Sports Outside the Beltway

Braves Rally to Win 2007 Season Opener

For what seems to be the first time in ages, the Atlanta Braves not only won their season opener but actually pitched well enough in the late innings to stage a comeback over the Philadelphia Phillies.

The bullpen that couldn’t hold a lead for the Braves last season flexed its new muscle Monday, and so did Edgar Renteria. The shortstop hit a mammoth tying home run in the eighth inning and a decisive two-run shot in the 10th as the Braves rallied for a 5-3 win on opening day at Citizens Bank Park.

“That’s a game last year that we lost 75-80 percent of the time,” said third baseman Chipper Jones, referring to the bullpen’s National League-worst 29 blown saves in 2006. “Amazing things happen when you get people out in the seventh, eighth and ninth innings.”

And the 10th, if necessary.

After a scoreless inning apiece from the vaunted Big Three relievers — Mike Gonzalez in the seventh, Rafael Soriano in the eighth, Bob Wickman in the ninth — the Braves turned the lead over to Chad Paronto. The 260-pounder pitched a perfect 10th to record his first major league save in his fourth opportunity. The ballyhooed bullpen passed its first test splendidly.

“Anytime you get the lead with our bullpen now — I think the word’s going to get around quick that our bullpen is one of the best,” said catcher Brian McCann, who picked up where he left off last season, going 3-for-4 with a double, home run and two RBIs.

AJC’s Terence Moore, hardly a Braves cheerleader of late, is ecstatic.

The bullpen was as wonderfully scary as advertised. That’s enough right there for the rest of the National League East to shiver for a 15th season out of the past 16, especially whenever they see somebody with a tomahawk across his chest.

Simply put, the Braves are back as the bogeymen of the division. They haven’t a glaring weakness, and they have more than a few strong points.
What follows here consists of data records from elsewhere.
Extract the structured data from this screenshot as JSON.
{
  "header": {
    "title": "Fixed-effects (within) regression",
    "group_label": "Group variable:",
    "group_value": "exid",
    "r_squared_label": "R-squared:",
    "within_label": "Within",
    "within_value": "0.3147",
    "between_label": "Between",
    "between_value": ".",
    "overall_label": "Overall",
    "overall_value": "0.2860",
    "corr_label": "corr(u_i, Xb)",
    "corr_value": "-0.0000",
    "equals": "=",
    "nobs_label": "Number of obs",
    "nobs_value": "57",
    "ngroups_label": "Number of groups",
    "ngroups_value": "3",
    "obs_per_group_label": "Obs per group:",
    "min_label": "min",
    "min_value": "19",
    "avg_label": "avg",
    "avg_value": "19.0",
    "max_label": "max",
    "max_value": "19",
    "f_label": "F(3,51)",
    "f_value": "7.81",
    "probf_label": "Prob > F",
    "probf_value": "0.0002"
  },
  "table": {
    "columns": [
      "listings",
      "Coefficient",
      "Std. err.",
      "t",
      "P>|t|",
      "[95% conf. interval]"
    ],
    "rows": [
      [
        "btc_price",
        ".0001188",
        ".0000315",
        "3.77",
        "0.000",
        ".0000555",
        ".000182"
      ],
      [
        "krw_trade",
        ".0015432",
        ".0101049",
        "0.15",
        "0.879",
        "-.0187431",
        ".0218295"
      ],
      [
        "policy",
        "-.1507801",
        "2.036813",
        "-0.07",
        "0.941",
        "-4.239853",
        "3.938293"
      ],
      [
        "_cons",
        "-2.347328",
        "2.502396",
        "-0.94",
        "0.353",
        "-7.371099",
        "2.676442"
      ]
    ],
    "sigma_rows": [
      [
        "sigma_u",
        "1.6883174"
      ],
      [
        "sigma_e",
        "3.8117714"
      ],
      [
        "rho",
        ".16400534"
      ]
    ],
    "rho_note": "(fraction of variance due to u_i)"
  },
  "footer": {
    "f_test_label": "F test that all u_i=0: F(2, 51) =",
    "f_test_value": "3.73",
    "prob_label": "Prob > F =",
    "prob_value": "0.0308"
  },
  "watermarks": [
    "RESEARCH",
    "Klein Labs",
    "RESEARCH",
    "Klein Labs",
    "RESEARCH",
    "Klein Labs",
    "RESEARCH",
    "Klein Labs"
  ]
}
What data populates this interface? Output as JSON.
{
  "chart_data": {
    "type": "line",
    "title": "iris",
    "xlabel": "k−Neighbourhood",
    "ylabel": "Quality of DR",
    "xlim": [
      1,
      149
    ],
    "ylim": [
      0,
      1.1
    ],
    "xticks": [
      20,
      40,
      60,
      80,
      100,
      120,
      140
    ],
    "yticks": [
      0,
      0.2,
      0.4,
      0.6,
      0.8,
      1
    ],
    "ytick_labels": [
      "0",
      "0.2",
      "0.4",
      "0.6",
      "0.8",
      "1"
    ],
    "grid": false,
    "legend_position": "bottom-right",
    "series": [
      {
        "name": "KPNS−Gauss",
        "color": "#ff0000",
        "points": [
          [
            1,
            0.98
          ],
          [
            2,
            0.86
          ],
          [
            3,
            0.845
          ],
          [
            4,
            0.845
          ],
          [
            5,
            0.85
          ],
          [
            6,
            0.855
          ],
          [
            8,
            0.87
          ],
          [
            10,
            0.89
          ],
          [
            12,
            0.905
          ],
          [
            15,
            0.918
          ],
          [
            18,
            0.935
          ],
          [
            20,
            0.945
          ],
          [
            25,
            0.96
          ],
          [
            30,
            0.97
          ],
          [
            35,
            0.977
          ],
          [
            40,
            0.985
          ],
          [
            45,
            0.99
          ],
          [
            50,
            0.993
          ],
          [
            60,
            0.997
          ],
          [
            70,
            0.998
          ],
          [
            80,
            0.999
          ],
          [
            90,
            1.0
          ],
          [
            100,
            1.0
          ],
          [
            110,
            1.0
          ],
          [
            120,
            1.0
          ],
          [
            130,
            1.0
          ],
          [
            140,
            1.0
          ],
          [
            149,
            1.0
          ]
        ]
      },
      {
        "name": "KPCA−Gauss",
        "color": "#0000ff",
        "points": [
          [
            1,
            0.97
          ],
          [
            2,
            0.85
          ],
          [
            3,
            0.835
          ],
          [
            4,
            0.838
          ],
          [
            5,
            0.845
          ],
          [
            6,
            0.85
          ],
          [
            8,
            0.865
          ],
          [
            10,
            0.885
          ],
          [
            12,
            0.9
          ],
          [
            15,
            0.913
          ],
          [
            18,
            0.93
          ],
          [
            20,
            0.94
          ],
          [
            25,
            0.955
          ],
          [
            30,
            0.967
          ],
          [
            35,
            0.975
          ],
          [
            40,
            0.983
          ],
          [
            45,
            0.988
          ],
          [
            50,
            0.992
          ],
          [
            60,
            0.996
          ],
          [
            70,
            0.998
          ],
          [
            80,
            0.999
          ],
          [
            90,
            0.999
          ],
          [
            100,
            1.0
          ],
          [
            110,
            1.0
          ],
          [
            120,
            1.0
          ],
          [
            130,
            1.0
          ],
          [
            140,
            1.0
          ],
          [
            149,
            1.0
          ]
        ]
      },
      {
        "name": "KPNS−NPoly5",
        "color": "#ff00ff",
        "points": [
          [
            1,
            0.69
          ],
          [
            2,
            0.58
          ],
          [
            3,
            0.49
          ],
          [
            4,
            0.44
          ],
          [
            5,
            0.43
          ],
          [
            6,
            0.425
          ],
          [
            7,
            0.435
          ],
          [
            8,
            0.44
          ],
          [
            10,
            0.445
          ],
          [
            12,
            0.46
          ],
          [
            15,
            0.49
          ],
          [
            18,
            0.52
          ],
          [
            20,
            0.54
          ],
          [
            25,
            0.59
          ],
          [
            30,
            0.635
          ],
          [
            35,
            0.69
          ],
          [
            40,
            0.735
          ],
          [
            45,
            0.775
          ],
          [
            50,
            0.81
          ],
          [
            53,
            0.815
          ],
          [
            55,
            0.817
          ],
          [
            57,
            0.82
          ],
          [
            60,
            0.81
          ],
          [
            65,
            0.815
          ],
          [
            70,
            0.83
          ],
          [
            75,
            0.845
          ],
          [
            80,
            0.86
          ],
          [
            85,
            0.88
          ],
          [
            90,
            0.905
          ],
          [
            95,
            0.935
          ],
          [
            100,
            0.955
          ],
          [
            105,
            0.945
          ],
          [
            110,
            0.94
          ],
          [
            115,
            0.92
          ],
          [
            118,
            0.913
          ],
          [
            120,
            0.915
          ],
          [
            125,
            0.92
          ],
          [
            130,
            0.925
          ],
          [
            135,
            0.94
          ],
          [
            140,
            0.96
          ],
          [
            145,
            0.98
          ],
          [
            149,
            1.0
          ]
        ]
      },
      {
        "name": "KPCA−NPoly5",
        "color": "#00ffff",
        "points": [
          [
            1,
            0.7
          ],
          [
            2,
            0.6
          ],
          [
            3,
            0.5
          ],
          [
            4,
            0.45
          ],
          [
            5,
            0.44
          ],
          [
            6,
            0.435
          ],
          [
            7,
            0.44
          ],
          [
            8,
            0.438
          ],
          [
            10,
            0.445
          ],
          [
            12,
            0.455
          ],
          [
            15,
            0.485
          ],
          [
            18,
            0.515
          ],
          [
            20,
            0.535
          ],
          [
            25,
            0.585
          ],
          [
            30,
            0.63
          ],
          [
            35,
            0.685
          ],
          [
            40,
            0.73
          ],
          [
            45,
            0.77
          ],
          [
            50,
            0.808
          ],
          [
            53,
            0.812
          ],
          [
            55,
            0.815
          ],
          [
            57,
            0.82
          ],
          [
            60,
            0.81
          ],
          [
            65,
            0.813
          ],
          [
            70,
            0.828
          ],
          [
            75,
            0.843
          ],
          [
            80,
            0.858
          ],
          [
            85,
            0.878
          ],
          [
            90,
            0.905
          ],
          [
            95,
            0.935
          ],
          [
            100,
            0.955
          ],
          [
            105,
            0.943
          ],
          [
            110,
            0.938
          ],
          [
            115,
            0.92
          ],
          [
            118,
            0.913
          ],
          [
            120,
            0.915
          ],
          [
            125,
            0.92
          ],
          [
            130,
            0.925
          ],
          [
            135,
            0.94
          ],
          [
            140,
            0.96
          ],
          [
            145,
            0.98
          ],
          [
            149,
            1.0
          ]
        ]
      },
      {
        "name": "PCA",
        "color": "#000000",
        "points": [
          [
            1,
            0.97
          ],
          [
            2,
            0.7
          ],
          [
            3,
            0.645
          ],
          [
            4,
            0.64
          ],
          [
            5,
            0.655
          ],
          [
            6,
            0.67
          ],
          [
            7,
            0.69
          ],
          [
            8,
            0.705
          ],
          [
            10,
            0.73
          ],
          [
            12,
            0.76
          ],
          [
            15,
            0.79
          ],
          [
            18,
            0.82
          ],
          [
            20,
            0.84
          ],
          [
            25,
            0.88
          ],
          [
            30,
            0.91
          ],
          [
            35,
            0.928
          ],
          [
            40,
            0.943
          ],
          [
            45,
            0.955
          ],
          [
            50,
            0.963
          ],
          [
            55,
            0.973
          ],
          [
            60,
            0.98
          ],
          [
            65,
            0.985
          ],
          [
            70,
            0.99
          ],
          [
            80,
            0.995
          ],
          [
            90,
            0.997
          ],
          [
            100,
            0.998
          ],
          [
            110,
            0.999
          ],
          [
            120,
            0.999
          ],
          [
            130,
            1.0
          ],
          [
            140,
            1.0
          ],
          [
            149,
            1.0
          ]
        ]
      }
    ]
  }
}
They also have a chance to go 162-0 after resembling some of their forefathers by finding ways on Monday at Citizens Bank Park for a 5-3, 10th-inning victory over the supposedly improved Philadelphia Phillies.
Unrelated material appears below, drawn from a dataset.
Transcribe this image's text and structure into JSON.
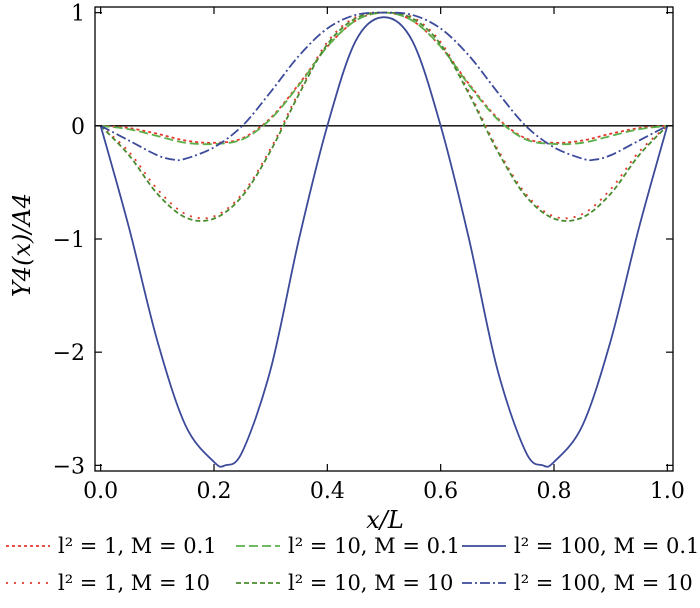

He’s calling the Braves, picked to miss the playoffs for a second straight year by most of the preseason publications, “the team to beat in the NL East this season.”

His colleague, David O’Brien, is only slightly more reserved.

It was only one game, with 161 remaining on the schedule. But it was apparent that Chipper Jones and John Smoltz, the longest-tenured Braves, viewed Monday’s 10-inning, season-opening 5-3 road win over the Philadelphia Phillies as a significant step in the right direction.

“With the young guys we have on the team and in the lineup, we need to feel like whenever we’re tied, we’re going to win the game,” Jones said after the Braves won on Edgar Renteria’s two-run homer in the 10th, his second homer of the day.


“Last year we blew 29 saves, and that’s tough on the team’s psyche,” Jones said. “With a few games like this, we can turn that around. It can set the tone. Those guys came in and threw the hell out of the baseball and got outs. That’s what we’re going to need. We don’t have the firepower up and down the lineup like we had last year, but we’ll score enough runs.”

Smoltz threw 97 pitches in six innings, had seven strikeouts and was charged with eight hits and three runs. One run should’ve been unearned on a dropped pop-up by second baseman Kelly Johnson, but the play was ruled a hit.

Smoltz was pleased with the team’s performance, and especially the bullpen. “Pitching-wise, we’ve got to create an aura again,” said the veteran ace, who was part of Braves starting rotations that dominated during the 1990s, and was an All-Star closer in the majors’ best bullpen in 2002.

With Wickman’s return, coupled with winter trades for Gonzalez and Soriano and what the Braves hope will be an improved starting rotation, Smoltz sees a structure in place that should help the bullpen succeed. “I really believe Paronto, [Tyler] Yates and [Macay] McBride are huge pluses because the roles are the way they are now,” Smoltz said. “Last year everybody tried to be ‘the guy,’ because everybody was trying to fill in. “This year you’re going to see games early on where the starters won’t pitch too many innings, but we should carry the load the longer it goes.”

It’s a long season but starting off this way sure makes it easier to be hopeful.